Today, it’s announcing a fix, creating CNCF Google domain so it can open up its cloud resources to any and all contributors. It’s also funding the move with a $9 million grant in the form of Google Cloud Platform credits.

“The community should own these things,” Tim Hockin (pictured), a Google principal software engineer and leader of the Kubernetes project, said in an interview. “There should be nothing where they say, ‘I can’t do that, somebody at Google has to do this.’”

The infrastructure handles everything from network and storage capacity, testing, container downloads and other services such as domain name serving. “That infrastructure will now be managed and run by the community,” said CNCF Executive Director Dan Kohn.

And it’s a fearsomely large chunk of infrastructure thanks to the rapidly growing popularity of Kubernetes. Last month, Google said, the Kubernetes container registry it hosts served nearly 130 million container image downloads of core Kubernetes components, or more than 4 million a day.

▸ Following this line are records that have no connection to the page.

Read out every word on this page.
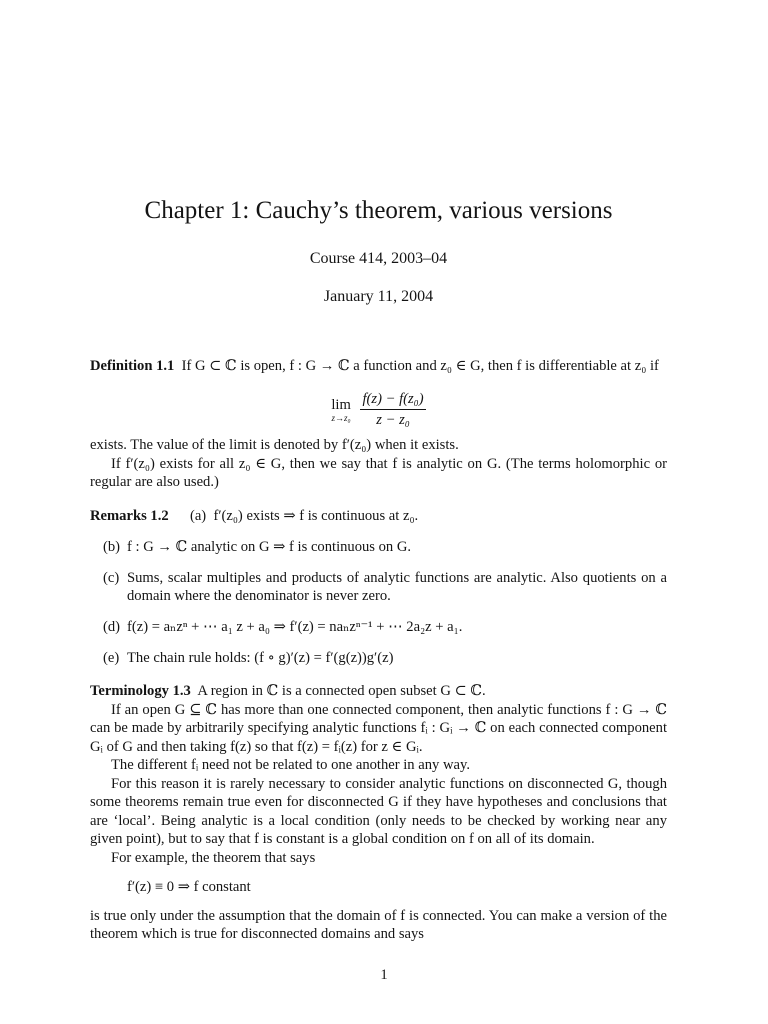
Chapter 1: Cauchy’s theorem, various versions
Course 414, 2003–04
January 11, 2004
Definition 1.1 If G ⊂ ℂ is open, f : G → ℂ a function and z₀ ∈ G, then f is differentiable at z₀ if
lim
z→z₀
$\frac{\text{f(z) − f(z₀)}}{\text{z − z₀}}$
exists. The value of the limit is denoted by f′(z₀) when it exists.
If f′(z₀) exists for all z₀ ∈ G, then we say that f is analytic on G. (The terms holomorphic or regular are also used.)
Remarks 1.2 (a) f′(z₀) exists ⇒ f is continuous at z₀.
(b) f : G → ℂ analytic on G ⇒ f is continuous on G.
(c) Sums, scalar multiples and products of analytic functions are analytic. Also quotients on a domain where the denominator is never zero.
(d) f(z) = aₙzⁿ + ⋯ a₁ z + a₀ ⇒ f′(z) = naₙzⁿ⁻¹ + ⋯ 2a₂z + a₁.
(e) The chain rule holds: (f ∘ g)′(z) = f′(g(z))g′(z)
Terminology 1.3 A region in ℂ is a connected open subset G ⊂ ℂ.
If an open G ⊆ ℂ has more than one connected component, then analytic functions f : G → ℂ can be made by arbitrarily specifying analytic functions fᵢ : Gᵢ → ℂ on each connected component Gᵢ of G and then taking f(z) so that f(z) = fᵢ(z) for z ∈ Gᵢ.
The different fᵢ need not be related to one another in any way.
For this reason it is rarely necessary to consider analytic functions on disconnected G, though some theorems remain true even for disconnected G if they have hypotheses and conclusions that are ‘local’. Being analytic is a local condition (only needs to be checked by working near any given point), but to say that f is constant is a global condition on f on all of its domain.
For example, the theorem that says
f′(z) ≡ 0 ⇒ f constant
is true only under the assumption that the domain of f is connected. You can make a version of the theorem which is true for disconnected domains and says
1
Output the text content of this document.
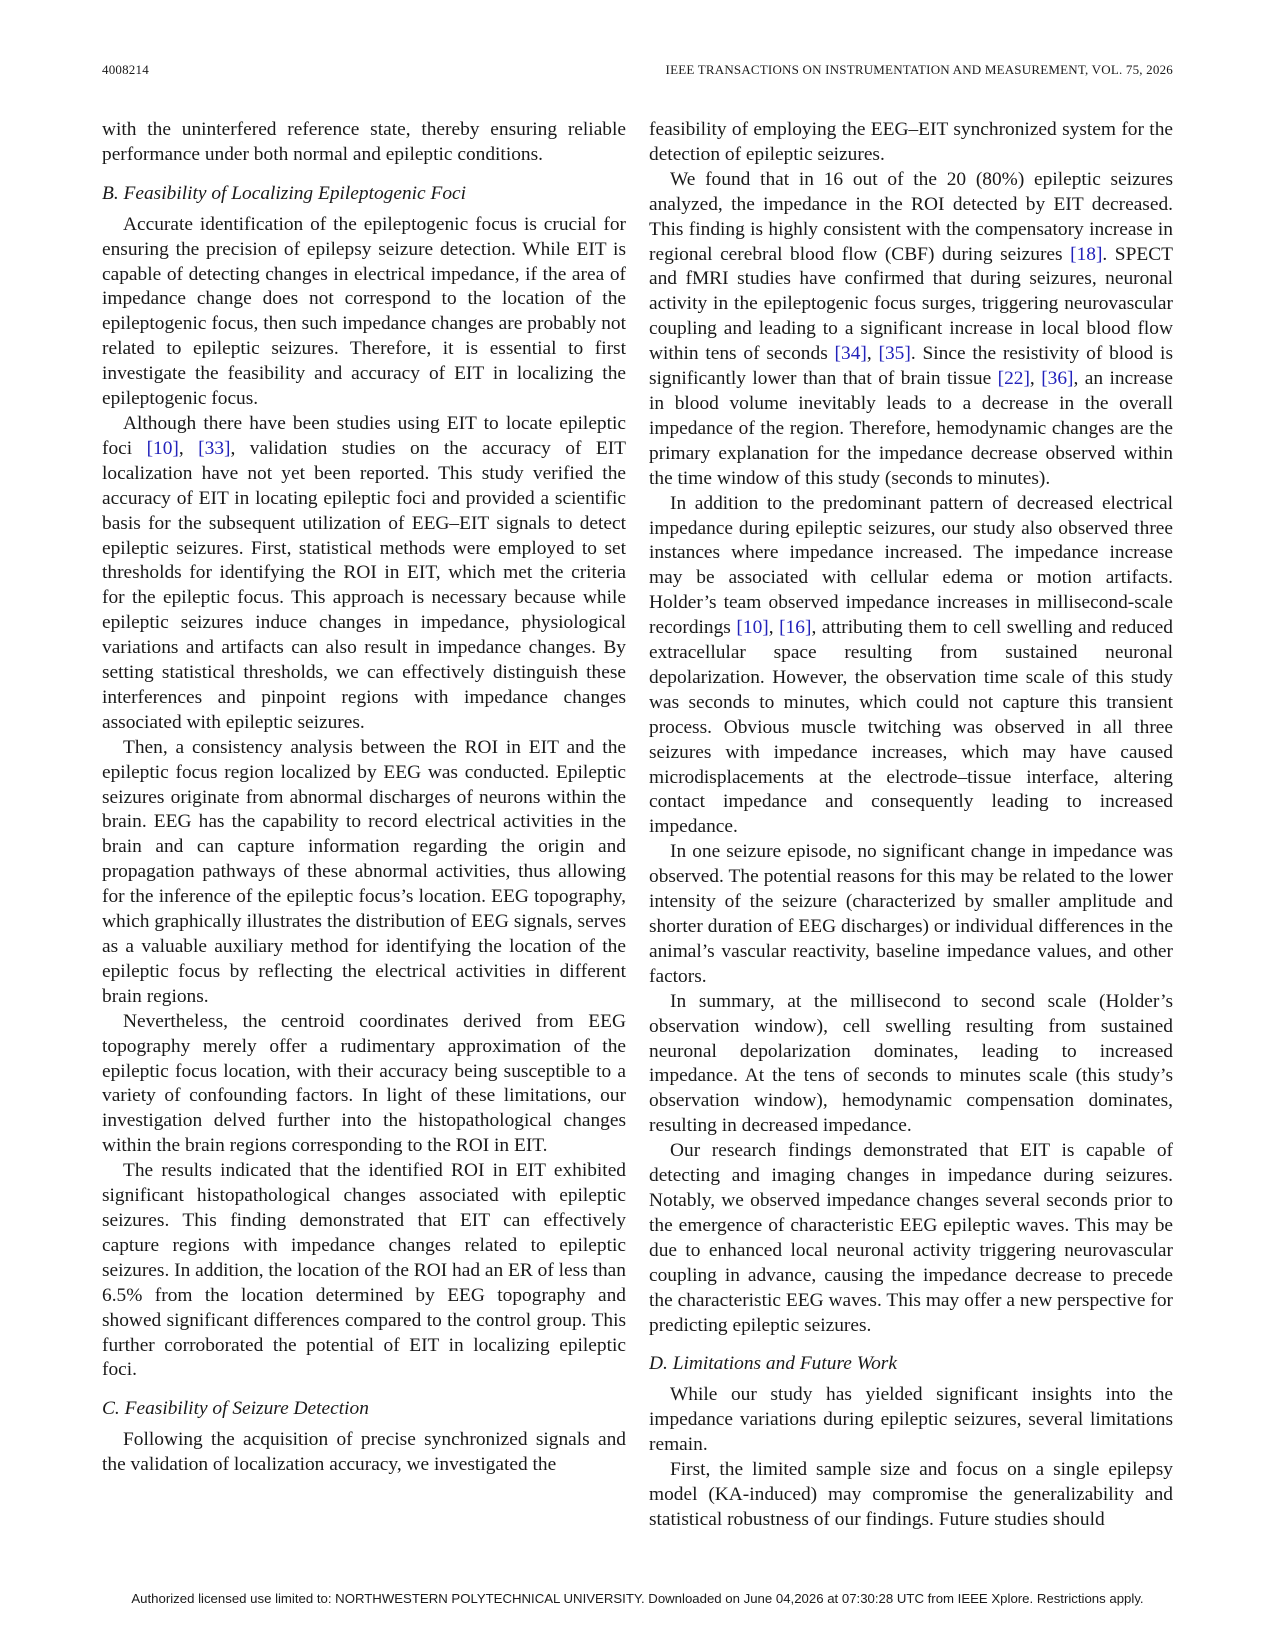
4008214	IEEE TRANSACTIONS ON INSTRUMENTATION AND MEASUREMENT, VOL. 75, 2026

with the uninterfered reference state, thereby ensuring reliable performance under both normal and epileptic conditions.

B. Feasibility of Localizing Epileptogenic Foci

Accurate identification of the epileptogenic focus is crucial for ensuring the precision of epilepsy seizure detection. While EIT is capable of detecting changes in electrical impedance, if the area of impedance change does not correspond to the location of the epileptogenic focus, then such impedance changes are probably not related to epileptic seizures. Therefore, it is essential to first investigate the feasibility and accuracy of EIT in localizing the epileptogenic focus.

Although there have been studies using EIT to locate epileptic foci [10], [33], validation studies on the accuracy of EIT localization have not yet been reported. This study verified the accuracy of EIT in locating epileptic foci and provided a scientific basis for the subsequent utilization of EEG–EIT signals to detect epileptic seizures. First, statistical methods were employed to set thresholds for identifying the ROI in EIT, which met the criteria for the epileptic focus. This approach is necessary because while epileptic seizures induce changes in impedance, physiological variations and artifacts can also result in impedance changes. By setting statistical thresholds, we can effectively distinguish these interferences and pinpoint regions with impedance changes associated with epileptic seizures.

Then, a consistency analysis between the ROI in EIT and the epileptic focus region localized by EEG was conducted. Epileptic seizures originate from abnormal discharges of neurons within the brain. EEG has the capability to record electrical activities in the brain and can capture information regarding the origin and propagation pathways of these abnormal activities, thus allowing for the inference of the epileptic focus’s location. EEG topography, which graphically illustrates the distribution of EEG signals, serves as a valuable auxiliary method for identifying the location of the epileptic focus by reflecting the electrical activities in different brain regions.

Nevertheless, the centroid coordinates derived from EEG topography merely offer a rudimentary approximation of the epileptic focus location, with their accuracy being susceptible to a variety of confounding factors. In light of these limitations, our investigation delved further into the histopathological changes within the brain regions corresponding to the ROI in EIT.

The results indicated that the identified ROI in EIT exhibited significant histopathological changes associated with epileptic seizures. This finding demonstrated that EIT can effectively capture regions with impedance changes related to epileptic seizures. In addition, the location of the ROI had an ER of less than 6.5% from the location determined by EEG topography and showed significant differences compared to the control group. This further corroborated the potential of EIT in localizing epileptic foci.

C. Feasibility of Seizure Detection

Following the acquisition of precise synchronized signals and the validation of localization accuracy, we investigated the

feasibility of employing the EEG–EIT synchronized system for the detection of epileptic seizures.

We found that in 16 out of the 20 (80%) epileptic seizures analyzed, the impedance in the ROI detected by EIT decreased. This finding is highly consistent with the compensatory increase in regional cerebral blood flow (CBF) during seizures [18]. SPECT and fMRI studies have confirmed that during seizures, neuronal activity in the epileptogenic focus surges, triggering neurovascular coupling and leading to a significant increase in local blood flow within tens of seconds [34], [35]. Since the resistivity of blood is significantly lower than that of brain tissue [22], [36], an increase in blood volume inevitably leads to a decrease in the overall impedance of the region. Therefore, hemodynamic changes are the primary explanation for the impedance decrease observed within the time window of this study (seconds to minutes).

In addition to the predominant pattern of decreased electrical impedance during epileptic seizures, our study also observed three instances where impedance increased. The impedance increase may be associated with cellular edema or motion artifacts. Holder’s team observed impedance increases in millisecond-scale recordings [10], [16], attributing them to cell swelling and reduced extracellular space resulting from sustained neuronal depolarization. However, the observation time scale of this study was seconds to minutes, which could not capture this transient process. Obvious muscle twitching was observed in all three seizures with impedance increases, which may have caused microdisplacements at the electrode–tissue interface, altering contact impedance and consequently leading to increased impedance.

In one seizure episode, no significant change in impedance was observed. The potential reasons for this may be related to the lower intensity of the seizure (characterized by smaller amplitude and shorter duration of EEG discharges) or individual differences in the animal’s vascular reactivity, baseline impedance values, and other factors.

In summary, at the millisecond to second scale (Holder’s observation window), cell swelling resulting from sustained neuronal depolarization dominates, leading to increased impedance. At the tens of seconds to minutes scale (this study’s observation window), hemodynamic compensation dominates, resulting in decreased impedance.

Our research findings demonstrated that EIT is capable of detecting and imaging changes in impedance during seizures. Notably, we observed impedance changes several seconds prior to the emergence of characteristic EEG epileptic waves. This may be due to enhanced local neuronal activity triggering neurovascular coupling in advance, causing the impedance decrease to precede the characteristic EEG waves. This may offer a new perspective for predicting epileptic seizures.

D. Limitations and Future Work

While our study has yielded significant insights into the impedance variations during epileptic seizures, several limitations remain.

First, the limited sample size and focus on a single epilepsy model (KA-induced) may compromise the generalizability and statistical robustness of our findings. Future studies should

Authorized licensed use limited to: NORTHWESTERN POLYTECHNICAL UNIVERSITY. Downloaded on June 04,2026 at 07:30:28 UTC from IEEE Xplore. Restrictions apply.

Much of the grant will be used to fund scalability testing, which often runs 150,000 containers across 5,000 virtual machines, or servers emulated in software.

“As organizations look to modernize … they’re finding that that move to cloud-native is absolutely essential,” said Kohn, and containers and Kubernetes are critical to making that happen. “2018 is the year Kubernetes has really crossed the chasm from early adopter to early majority.”

Indeed, according to a CNCF survey of 2,400 developers and information technology staff released this morning, 58 percent of respondents are now using Kubernetes in production, while 42 percent are evaluating it for future use. And it’s not just agile startups: Some 40 percent of respondents from enterprise companies with more than 5,000 employees are running Kubernetes in production.